Publication year - 2001
Publication title -
transfusion
Language(s) - English
Resource type - Journals
SCImago Journal Rank - 1.045
H-Index - 132
eISSN - 1537-2995
pISSN - 0041-1132
DOI - 10.1046/j.1537-2995.2001.41050637.x
Subject(s) - immunology , medicine , histocompatibility , blood transfusion , transplantation , andrology , whole blood , major histocompatibility complex , antigen , human leukocyte antigen
BACKGROUND: Donor WBCs are responsible for numerous transfusion complications, but little is known concerning the natural history of their clearance following transfusion or of their function in the recipient's circulation. A murine transfusion model was developed to investigate the effects of blood component characteristics and histocompatibility on donor WBC survival kinetics and function. STUDY DESIGN AND METHODS: To investigate the effects of storage and irradiation, fresh whole blood and blood stored for 1, 2, and 6 weeks at 4°C, all from male C57b (H2K b ) mice, was transfused to female Balb/c (H2K d ) mice. To study the effect of histocompatibility, blood was also transfused from C57b mice to Balb/c, FVB, C3H, and SW (outbred) mice. To investigate the xenogeneic setting, blood from humans, rats, and rabbits was transfused to Balb/c mice. Samples were collected weekly after transfusion, and the donor WBCs were analyzed, targeting the Y‐chromosome with quantitative PCR. To investigate donor WBC function, dinitrochlorobenzene (DNCB) sensitivity was induced in donor and recipient mice, and the transfusion recipients were observed for hypersensitivity to DNCB. RESULTS: Donor WBCs had reduced in vivo survival equivalent to their period of storage ex vivo at 4°C. Irradiation of donor blood produced no observable difference in donor WBC survival.
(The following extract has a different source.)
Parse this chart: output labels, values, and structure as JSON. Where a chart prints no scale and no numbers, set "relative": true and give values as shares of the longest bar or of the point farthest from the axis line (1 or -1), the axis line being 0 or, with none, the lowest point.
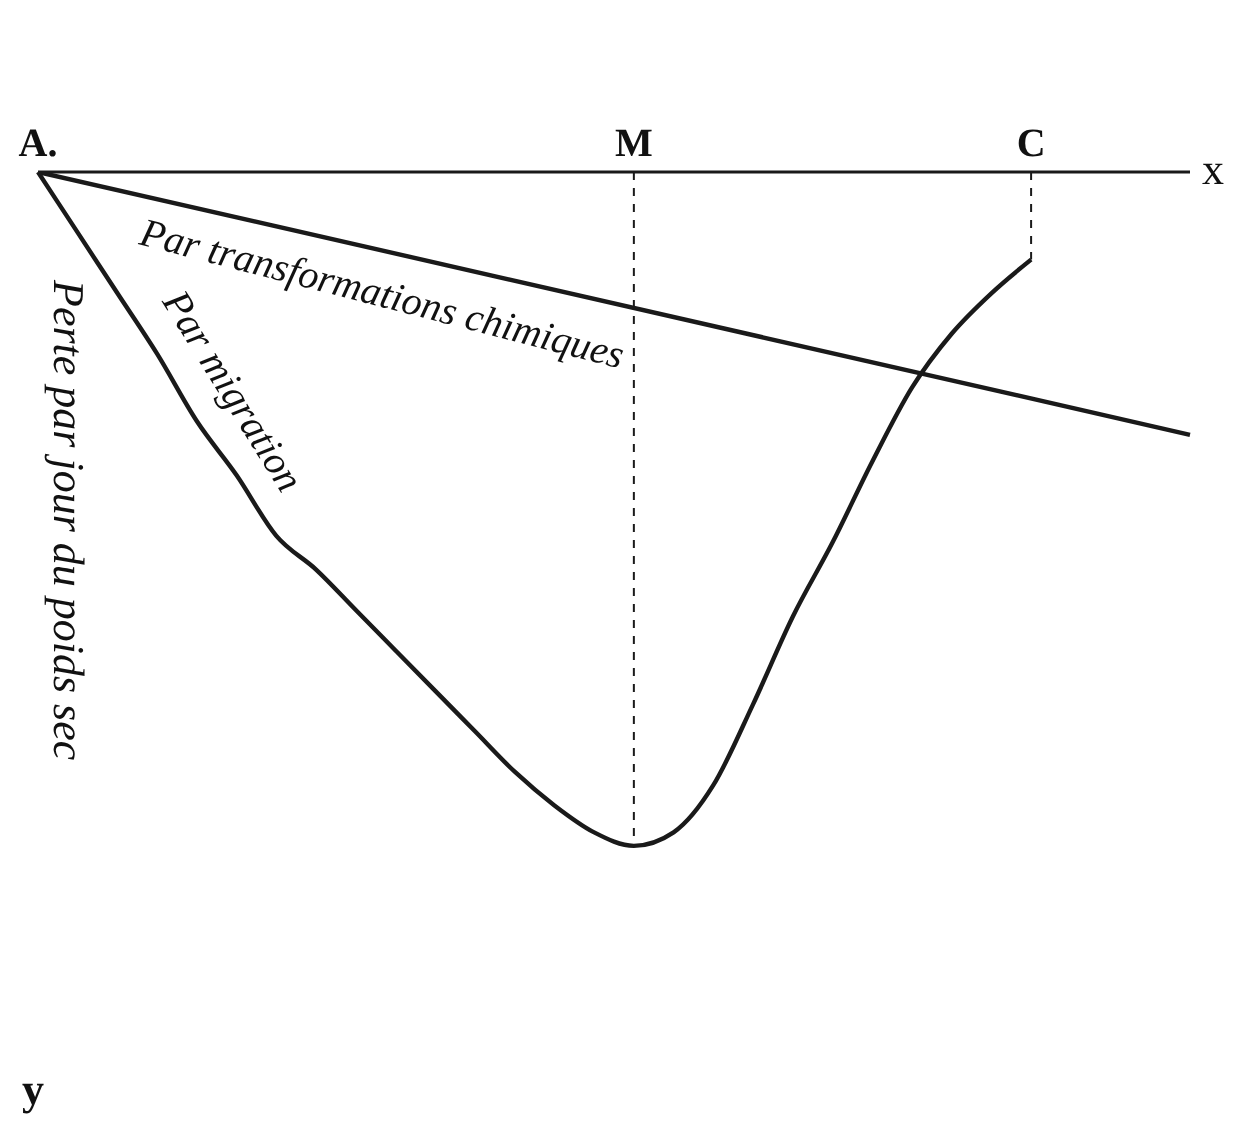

Allogeneic male donor WBCs persisted (100‐<1 cell/μL) in female Balb/c recipient mice blood over 6 weeks. Donor WBC survival kinetics displayed an early MHC‐dependent phase, which was followed by a more rapid phase that was not influenced by donor‐recipient MHC differences. All donor WBCs were cleared within 24 to 48 hours. DNCB sensitivity was passed through transfusion, where it was transiently expressed in naive recipients. CONCLUSION: The clearance of donor WBCs in the murine transfusion model is much slower than that in humans. Allogeneic donor WBC clearance may be biphasic, involving MHC‐dependent as well as MHC‐independent mechanisms. DNCB sensitivity can be transferred transiently to a naive recipient.